К вечеру восьмых суток Захар перетаскал их к лодке, заночевал на берегу озера, а утром тронулся в путь.
Никандр с трудом узнал в оборванном и обросшем щетиной, пропахшем гарью мужичке своего «знакомца».
— Ну, видать, уходился ты, паря… — говорил он, посмеиваясь. — Родная жинка, поди, не признает.
Перетаскав мешки во двор Рудневых, Захар налегке отправился домой.
— Боже ж мой! — воскликнула Настенька, увидев мужа. — Зоренька, милый, да на кого ты похож! Скорее раздевайся и умывайся, детей перепугаешь.
Но тон у нее был совсем не горестный, даже веселый. Захар это сразу почувствовал. И не ошибся. Не успел спросить, как они тут без него, а уж Настенька метнулась в соседнюю комнату и прибежала с газетой в руке.
— Сначала разреши тебя поздравить, мой Зоренька. — Она поцеловала его. — Ой, даже губы пахнут дымом!.. А теперь вот прочитай здесь!
Это были «Известия». Страницы газеты сплошь заняты списками. Захар понял: списки награжденных. Сразу бросились в глаза две фамилии, подчеркнутые карандашом. Под подзаголовком «Медалью «За отвагу» прочел: «Агафонов Григорий Леонтьевич», а несколько ниже: «Жернаков Захар Илларионович».
— Вот это да! — только и сказал просветлевший Захар.
— Но это не все! Приходили из управления: ты восстановлен на работе.
— И давно?
— Газету принесла Леля на следующий день, как ты уехал, а из управления приходил какой-то молодой инженер, забыла фамилию, только позавчера.
Захар устало сел к столу, жадно отыскивая в газете знакомые фамилии.
— Ага, Криволап, командир нашего танка, тоже награжден медалью «За боевые заслуги»! — А через минуту снова: — Смотри, Настенька! Вася Корольков награжден орденом боевого Красного Знамени!
Более счастливого дня в жизни Захара еще не было.
ГЛАВА ТРИНАДЦАТАЯ
Из контрольной комиссии ЦК пришло письмо в горком: Ольгу Ивановну Касимову восстановить в правах, возвратить ей квартиру и принять снова на работу.
Леля навеселе, с бутылкой портвейна в сумке поспешила к Жернаковым.
— Что с тобой делается, Леля? — шепотом спросила ее Настенька, когда они вышли на кухню. — Ты же пьяная по улице шла…
— А мне плевать! — отмахнулась Леля. — Я уж на базаре рядом с торговками насиделась, а это в тыщу раз позорнее. Ну, ты не возись долго, Настя, я пришла поговорить с вами. Есть интересные новости.
Не дожидаясь, пока все рассядутся, Леля разлила вино и объявила тост:
— За Ванюшино здоровье!
Выпила как воду — не покривилась, не закусила.
— Ну вот, ребята, я вам скажу сейчас кое-что по секрету.
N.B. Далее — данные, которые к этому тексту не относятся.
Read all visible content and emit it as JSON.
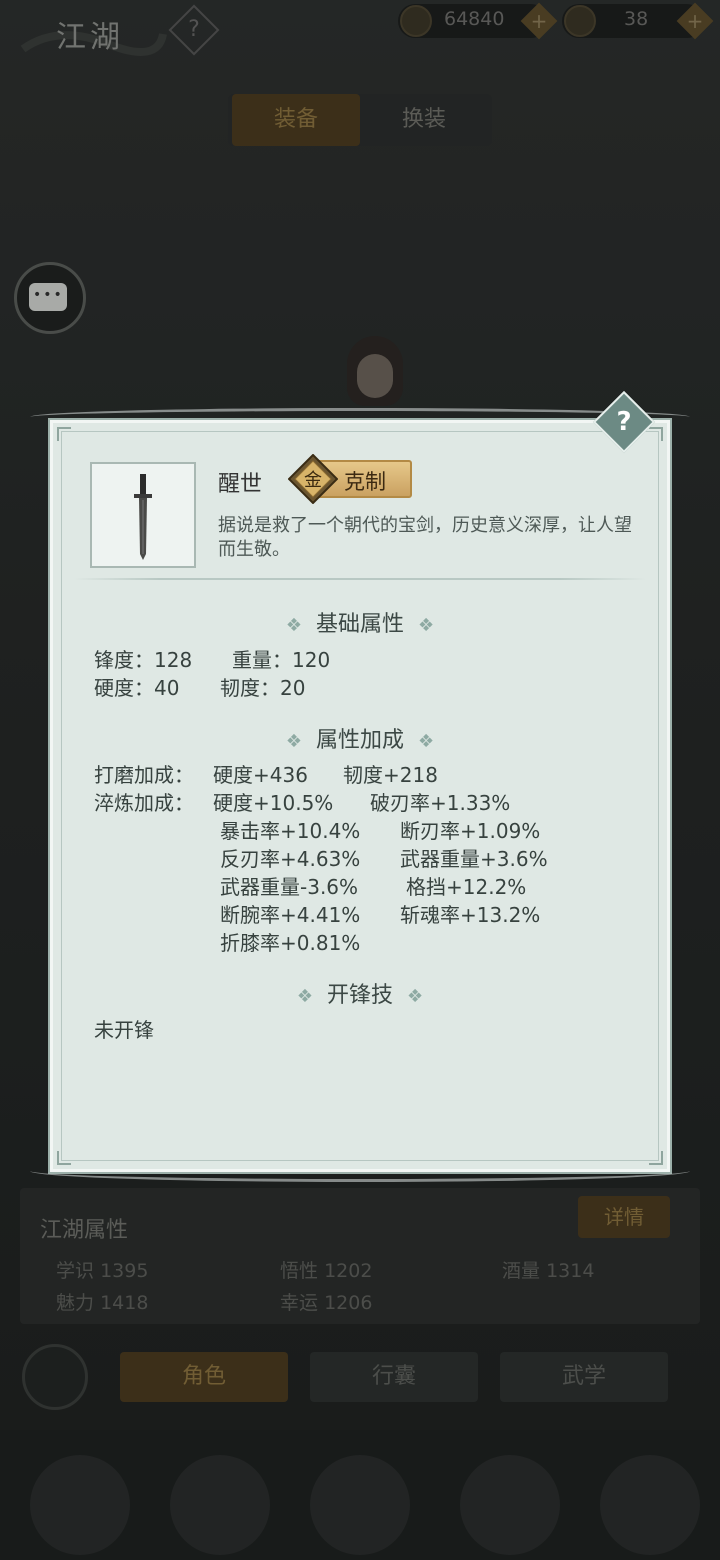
{
  "background": {
    "title": "江湖",
    "help_label": "?",
    "currency": [
      {
        "icon": "coin-icon",
        "value": "64840"
      },
      {
        "icon": "ingot-icon",
        "value": "38"
      }
    ],
    "tabs": [
      "装备",
      "换装"
    ],
    "jianghu": {
      "title": "江湖属性",
      "detail_label": "详情",
      "attributes": [
        {
          "name": "学识",
          "value": "1395"
        },
        {
          "name": "悟性",
          "value": "1202"
        },
        {
          "name": "酒量",
          "value": "1314"
        },
        {
          "name": "魅力",
          "value": "1418"
        },
        {
          "name": "幸运",
          "value": "1206"
        }
      ]
    },
    "nav": [
      "角色",
      "行囊",
      "武学"
    ]
  },
  "modal": {
    "help_label": "?",
    "item": {
      "name": "醒世",
      "tag_icon": "金",
      "tag_label": "克制",
      "description": "据说是救了一个朝代的宝剑，历史意义深厚，让人望而生敬。"
    },
    "base_section": {
      "title": "基础属性",
      "attributes": [
        {
          "label": "锋度：128"
        },
        {
          "label": "重量：120"
        },
        {
          "label": "硬度：40"
        },
        {
          "label": "韧度：20"
        }
      ]
    },
    "bonus_section": {
      "title": "属性加成",
      "grinding_label": "打磨加成：",
      "grinding": [
        "硬度+436",
        "韧度+218"
      ],
      "tempering_label": "淬炼加成：",
      "tempering": [
        "硬度+10.5%",
        "破刃率+1.33%",
        "暴击率+10.4%",
        "断刃率+1.09%",
        "反刃率+4.63%",
        "武器重量+3.6%",
        "武器重量-3.6%",
        "格挡+12.2%",
        "断腕率+4.41%",
        "斩魂率+13.2%",
        "折膝率+0.81%"
      ]
    },
    "skill_section": {
      "title": "开锋技",
      "content": "未开锋"
    },
    "ornament": "❖"
  }
}
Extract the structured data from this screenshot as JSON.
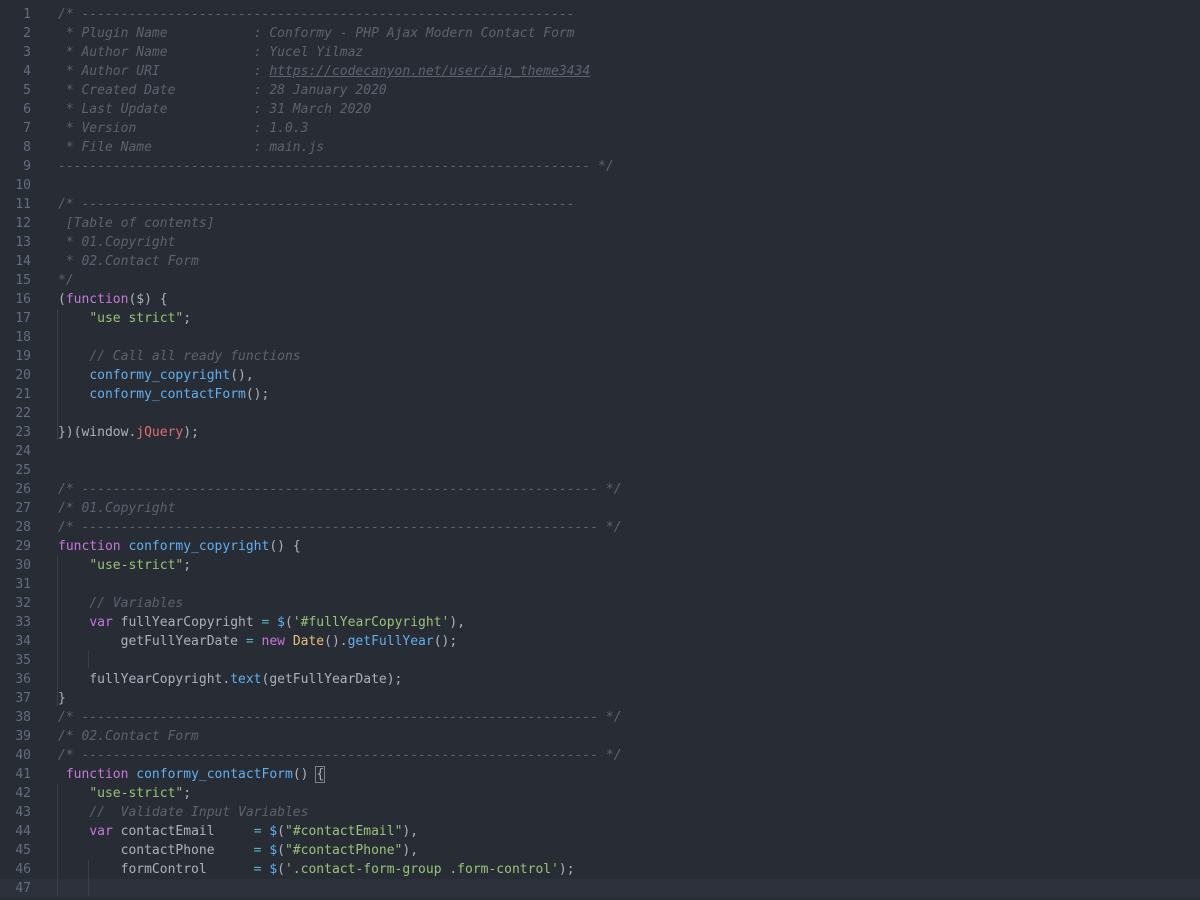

Захар с недоверием посмотрел на нее.
— А ты не смотри на меня так снисходительно, Захар Илларионович, — напустилась на него Леля. — Думаешь, пьяная, да? Пьяная? Да меня никакой черт не берет! На радости и выпила. Скоро моего Ванюшу выпустят, вот!
— Откуда у тебя такие данные? — насторожился Захар.
— Знающие люди сказали. Съезд партии скоро будет, Восемнадцатый, и ЦК изучает положение в стране, в частности вопросы о незаконных арестах и увольнении людей с работы. Вот! Понятно тебе?
— Это интересно. Я не знал.
— Не знал, так надо было спросить!
— Ну, а что все-таки конкретно-то?
— А то и есть конкретного, — продолжала Леля, — что до сих пор судили тройки, составленные из работников самих же органов НКВД. Сейчас дело передают в настоящие суды. А ты заметил, что прекратились аресты?
— Ну, заметил.
— А знаешь почему?
— Нет, не знаю.
— Так я тебе скажу: все это делал Ежов — невинных арестовывал! А сейчас заметил, что его не слышно? Вот то-то и оно!..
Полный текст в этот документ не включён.